In 1926, she separated from Fritz Picard. Struggling with the skin condition shingles, her career in show business ended and Picard turned her attention to journalism. She wrote feuilleton for the Berliner Börsenkurier and worked as a fashion designer and model. In 1933, the year of Hitler's accession to power, she became fashion editor of Zeitschrift für Deutsche Konfektion, and a cultural reporter for the fashion and women's supplements of the Berliner Tageblatt, among other publications. She also worked as Art-correspondent for Kunstforum International and Die Welt.
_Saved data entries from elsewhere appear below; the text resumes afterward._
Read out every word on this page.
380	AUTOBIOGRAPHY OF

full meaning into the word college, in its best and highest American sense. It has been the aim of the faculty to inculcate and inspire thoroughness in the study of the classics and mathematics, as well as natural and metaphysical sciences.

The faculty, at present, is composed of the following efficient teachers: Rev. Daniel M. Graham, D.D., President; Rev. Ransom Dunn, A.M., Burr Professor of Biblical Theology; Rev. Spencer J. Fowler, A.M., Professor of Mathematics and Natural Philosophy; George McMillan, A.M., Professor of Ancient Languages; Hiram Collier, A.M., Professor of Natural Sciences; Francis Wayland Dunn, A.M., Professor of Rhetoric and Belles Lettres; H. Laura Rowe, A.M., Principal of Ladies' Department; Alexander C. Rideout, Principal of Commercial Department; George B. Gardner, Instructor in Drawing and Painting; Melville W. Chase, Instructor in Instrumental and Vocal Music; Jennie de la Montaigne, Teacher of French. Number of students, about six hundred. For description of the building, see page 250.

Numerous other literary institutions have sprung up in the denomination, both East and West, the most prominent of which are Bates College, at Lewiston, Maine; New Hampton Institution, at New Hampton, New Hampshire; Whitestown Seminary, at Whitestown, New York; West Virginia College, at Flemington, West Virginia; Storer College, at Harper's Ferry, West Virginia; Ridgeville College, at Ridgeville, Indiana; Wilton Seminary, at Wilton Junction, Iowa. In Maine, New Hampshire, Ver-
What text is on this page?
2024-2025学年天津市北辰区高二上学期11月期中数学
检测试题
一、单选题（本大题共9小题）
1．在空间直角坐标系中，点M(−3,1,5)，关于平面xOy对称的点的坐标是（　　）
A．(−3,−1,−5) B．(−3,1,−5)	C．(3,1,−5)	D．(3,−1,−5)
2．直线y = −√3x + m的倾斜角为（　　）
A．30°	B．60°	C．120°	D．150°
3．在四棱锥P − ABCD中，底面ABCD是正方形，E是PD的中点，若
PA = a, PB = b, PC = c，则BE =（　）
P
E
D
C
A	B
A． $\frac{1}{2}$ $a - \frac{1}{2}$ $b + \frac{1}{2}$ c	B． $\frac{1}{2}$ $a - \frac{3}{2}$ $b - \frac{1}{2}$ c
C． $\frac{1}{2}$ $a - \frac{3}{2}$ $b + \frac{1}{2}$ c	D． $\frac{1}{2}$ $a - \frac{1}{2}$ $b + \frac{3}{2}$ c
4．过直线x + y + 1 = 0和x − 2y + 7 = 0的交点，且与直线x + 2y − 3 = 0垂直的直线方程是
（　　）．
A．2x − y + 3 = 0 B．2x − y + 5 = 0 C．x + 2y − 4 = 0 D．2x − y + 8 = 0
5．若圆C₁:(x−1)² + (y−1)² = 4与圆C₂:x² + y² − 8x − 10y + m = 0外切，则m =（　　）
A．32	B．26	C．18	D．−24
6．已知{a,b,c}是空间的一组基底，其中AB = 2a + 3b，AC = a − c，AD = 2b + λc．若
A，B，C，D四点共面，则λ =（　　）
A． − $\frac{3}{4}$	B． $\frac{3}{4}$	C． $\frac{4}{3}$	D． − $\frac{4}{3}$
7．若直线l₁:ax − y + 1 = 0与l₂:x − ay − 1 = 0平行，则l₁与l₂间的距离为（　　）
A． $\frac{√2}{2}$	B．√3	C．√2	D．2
In 1935, Picard married banker Hans Felix Jüdell. Due to the persecution of Jews and Hans' career pursuits, he changed his name to Henry Odell or O'Dell.

=== New York ===
In November 1936, Picard and her husband immigrated to New York City following the revocation of Picard's press credentials due to her Jewish heritage and growing antisemitic policies. In New York, Picard began to paint and exhibit works, and also worked as a journalist for over three decades, writing for Arts Magazine, East Village Other, and Interview.

In the 1960s, Picard produced painting, collage and assemblages, and was known as a frequenter of Andy Warhol's Factory. Her 1967 performance, "Construction-Destruction-Construction," at the Judson Church Gallery, was filmed by Andy Warhol. She also participated in feminist performance art with Carolee Schneemann and Yoko Ono. In 1976 she appeared in Rosa von Praunheim's New York film Underground and Emigrants.

In New York, Lil Picard dated Alfred Jensen and Ad Reinhardt.

==Exhibitions==
- Solo Show. David Anderson Gallery. 1960. (first solo show)
- Protest-Action. With Wolf Vostell at the Italian Pavilion at the 34th Venice Biennale, 1968.
- Goethe House. 1976.
- Ronald Feldman Gallery. 1976.
- Holly Solomon Gallery. 1976.
- Neuer Berliner Kunstverein, Berlin. 1978.
- "Lil Picard and Counterculture New York." Grey Art Gallery, NYU. 2010 (premiere). University of Iowa Museum of Art. Spring, 2011.